Dinkes Kota Surabaya Catat Penurunan Stunting Signifikan di 2023
Dinas Kesehatan (Dinkes) Kota Surabaya mencatat terjadi penurunan angka stunting yang signifikan dari tahun 2022 menuju 2023. Jumlah balita stunting di Kota Pahlawan hingga bulan November 2023 ada 344 kasus, sedangkan pada tahun 2022 tercacat ada 923 balita mengalami stunting.
Kepala Dinkes Kota Surabaya, Nanik Sukristina menyebut bahwa hal tersebut tak lepas dari upaya percepatan penurunan stunting yang dilakukan dari hulu ke hilir, mulai dari remaja, calon pengantin (cantin), ibu hamil dan balita. Dinkes memiliki puluhan program untuk upaya penurunan stunting.
"Kami punya program Surabaya Emas (Surabaya eliminasi masalah stunting), permakanan kudapan tinggi protein hewani bagi balita dengan status kurang gizi, Jago Centing (Jagongan Cegah Stunting), Pentas (Pendampingan Balita Stunting), Penari Tampan (Pendampingan 1000 HPK (Hari Pertama Kehidupan)," terang Nanik Selasa, 5 Desember 2023.
Lanjutnya, ada pula program Kampung ASI, Kampung KB, Pemberian Susu Pangan olahan untuk Keperluan Medis Khusus (PKMK) bagi balita dengan indikasi medis khusus, One Pediatritian One Puskesmas (1P1P), pemberian MMS pada catin dan ibu hamil, serta aplikasi integrasi sayang warga.

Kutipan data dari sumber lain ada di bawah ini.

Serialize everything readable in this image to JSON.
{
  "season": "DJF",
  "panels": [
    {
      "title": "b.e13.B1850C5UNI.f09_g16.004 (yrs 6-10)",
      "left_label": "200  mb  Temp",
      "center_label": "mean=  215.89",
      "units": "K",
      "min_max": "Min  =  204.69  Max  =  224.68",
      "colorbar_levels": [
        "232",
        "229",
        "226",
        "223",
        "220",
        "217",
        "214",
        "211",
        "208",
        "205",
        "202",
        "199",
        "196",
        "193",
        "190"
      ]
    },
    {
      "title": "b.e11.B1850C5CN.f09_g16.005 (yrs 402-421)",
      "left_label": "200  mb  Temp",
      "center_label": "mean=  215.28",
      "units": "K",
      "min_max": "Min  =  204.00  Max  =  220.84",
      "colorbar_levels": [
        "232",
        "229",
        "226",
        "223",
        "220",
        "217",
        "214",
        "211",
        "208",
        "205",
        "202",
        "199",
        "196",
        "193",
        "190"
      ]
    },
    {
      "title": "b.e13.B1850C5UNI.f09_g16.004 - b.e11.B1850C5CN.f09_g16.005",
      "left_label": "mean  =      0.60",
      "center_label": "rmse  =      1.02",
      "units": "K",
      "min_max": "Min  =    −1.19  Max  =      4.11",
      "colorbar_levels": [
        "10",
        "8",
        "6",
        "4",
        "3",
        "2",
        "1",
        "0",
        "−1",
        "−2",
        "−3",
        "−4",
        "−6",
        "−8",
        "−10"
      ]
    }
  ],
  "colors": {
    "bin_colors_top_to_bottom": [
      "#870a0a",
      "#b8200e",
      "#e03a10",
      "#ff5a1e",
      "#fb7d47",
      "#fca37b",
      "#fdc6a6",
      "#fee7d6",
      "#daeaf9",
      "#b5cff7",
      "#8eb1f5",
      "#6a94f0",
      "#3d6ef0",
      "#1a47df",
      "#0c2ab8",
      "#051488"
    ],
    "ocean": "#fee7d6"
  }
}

Nanik melanjutkan, agar tidak kecolongan pihaknya juga memantau Pemberian Makanan Tambahan (PMT) agar sesuai dengan kebutuhan gizi balita dan tepat sasaran. PMT Penyuluhan diberikan pada saat Posyandu Balita dengan sasaran semua balita di Posyandu, minimal satu bulan sekali berupa kudapan protein hewani.
"Permakanan kudapan tinggi protein hewani, dengan sasaran balita stunting, pra stunting, balita gizi buruk dan balita kurang gizi diberikan setiap hari, berupa kudapan protein hewani, telur dan susu. Biskuit dan taburia juga diberikan untuk balita kurang gizi," terangnya.
Menurutnya, faktor determinan penyebab balita stunting di Surabaya tidak semata karena satu faktor saja. Tetapi dipicu oleh beberapa hal seperti, kurangnya asupan kepada balita, yang bisa disebabkan karena kurangnya pemberian makanan yang bergizi.
"Hal ini bisa disebabkan kurangnya pengetahuan ibu, sehingga salah dalam pemilihan makanan, ataupun kebiasaan memilih-milih makanan pada balita, sehingga nilai gizi yang sampai kepada balita menjadi kurang," terang Nanik.
Selain faktor kurang gizi, tambah Nanik, stunting juga bisa diakibatkan karena balita sering sakit atau pernah mengalami infeksi kronis. Penyakit kronis pada balita bisa dipengaruhi lingkungan dan lainnya. "Pertukaran udara yang tidak baik, sehingga balita sering menderita batuk, pilek, demam dan diare, akibatnya berat badan dan tinggi badannya menjadi sulit naik," tandasnya.